Spelling Error Detection-Correction Task

The aim is to build a system that can correct spelling error (if there exists) in a user-given word and judge a sentence based on its grammatical correctness by the 'score of grammaticality', which can tell how grammatical a sentence is. For example: 'I have a red apple' should have a higher score than 'apple a have I red'. Different sub-tasks are mentioned:

1. Tokenization: Given a text, tokenize it into sentences and words. For various delimiters and formats, refer to this.

2. Language Model: Using Tokenizer, build a model which can predict the probability of occurrence of the next word given some of its previous words (context/history). Use Gutenberg corpus from this paper. Experiment with different N-grams (N=1,2,3) based-language models at word and character level. Implement different smoothing methods such as Laplace, Witten-Bell, Good-Turing, Kneser-Ney, Backoff, and Deleted Interpolation. Plot Zipf's curve for all N-grams (N=1,2,3) and do performance analysis on unseen data which can be part of Gutenberg corpus (Split the corpus into train-test-dev with 7:1:2 ratio).

3. Spelling Detection-Correction: Using Language Model, build a model that can recognize and suggest the correct spelling of a given misspelled word. The model should output top-5 suggestions for the correct spelling.

4. Grammaticality Test: Using Language Model and spelling correction system, designed and build a model to determine how grammatical a given sentence is. For example, 'I have a red apple' should have a higher score than 'apple a have I red'.
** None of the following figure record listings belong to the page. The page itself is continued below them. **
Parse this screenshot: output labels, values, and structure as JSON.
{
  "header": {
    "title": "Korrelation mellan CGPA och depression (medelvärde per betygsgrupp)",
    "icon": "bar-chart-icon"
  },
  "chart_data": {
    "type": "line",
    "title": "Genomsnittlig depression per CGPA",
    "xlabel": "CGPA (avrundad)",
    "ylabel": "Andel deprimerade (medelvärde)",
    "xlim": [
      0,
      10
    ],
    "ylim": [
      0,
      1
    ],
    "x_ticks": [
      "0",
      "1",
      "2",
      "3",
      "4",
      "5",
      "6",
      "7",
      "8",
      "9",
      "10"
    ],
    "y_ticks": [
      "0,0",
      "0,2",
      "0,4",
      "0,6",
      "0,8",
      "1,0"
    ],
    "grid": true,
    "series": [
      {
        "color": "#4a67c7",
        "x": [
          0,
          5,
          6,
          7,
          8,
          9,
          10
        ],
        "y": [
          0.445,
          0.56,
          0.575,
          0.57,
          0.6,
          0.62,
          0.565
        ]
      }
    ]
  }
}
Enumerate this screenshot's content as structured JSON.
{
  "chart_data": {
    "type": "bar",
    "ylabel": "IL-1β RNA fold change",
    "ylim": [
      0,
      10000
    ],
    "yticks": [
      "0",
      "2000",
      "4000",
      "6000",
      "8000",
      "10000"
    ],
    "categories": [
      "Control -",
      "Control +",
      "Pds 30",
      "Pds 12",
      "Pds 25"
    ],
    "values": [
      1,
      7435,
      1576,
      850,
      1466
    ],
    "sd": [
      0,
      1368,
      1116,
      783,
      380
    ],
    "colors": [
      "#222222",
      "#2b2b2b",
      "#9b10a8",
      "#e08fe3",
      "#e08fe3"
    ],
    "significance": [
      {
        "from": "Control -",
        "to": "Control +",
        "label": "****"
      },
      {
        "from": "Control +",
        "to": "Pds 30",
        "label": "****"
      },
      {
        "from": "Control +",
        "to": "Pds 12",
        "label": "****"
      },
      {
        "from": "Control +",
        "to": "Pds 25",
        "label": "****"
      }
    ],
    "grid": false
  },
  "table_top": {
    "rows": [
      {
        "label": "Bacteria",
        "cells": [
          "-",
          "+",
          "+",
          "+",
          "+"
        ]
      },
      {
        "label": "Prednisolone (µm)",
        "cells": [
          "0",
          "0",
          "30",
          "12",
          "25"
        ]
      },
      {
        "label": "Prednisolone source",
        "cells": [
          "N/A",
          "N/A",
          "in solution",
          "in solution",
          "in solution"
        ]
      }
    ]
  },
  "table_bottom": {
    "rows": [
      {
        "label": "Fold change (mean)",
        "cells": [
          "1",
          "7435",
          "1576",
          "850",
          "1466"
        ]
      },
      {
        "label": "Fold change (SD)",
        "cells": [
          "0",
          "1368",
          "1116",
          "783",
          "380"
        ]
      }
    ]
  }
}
Grammatical Error Detection-Correction Task

The aim is to build a system that can detect grammatical errors in a user-given sentence and correct the error type. For the classification of different error types, use 'Naive Bayes'. The sub-tasks are mentioned below.

1. Error Detection: Given sentence in a tokenized form (see problem statement in p1b for more detail). For each token, determine if a grammatical error exists and classify the identified error category into one of 28 classes of error types whose description is given in 'table1' of the paper.

2. Error Correction: Once all the errors are identified and classified, give the suitable correction for each of the grammatical errors present in the sentence.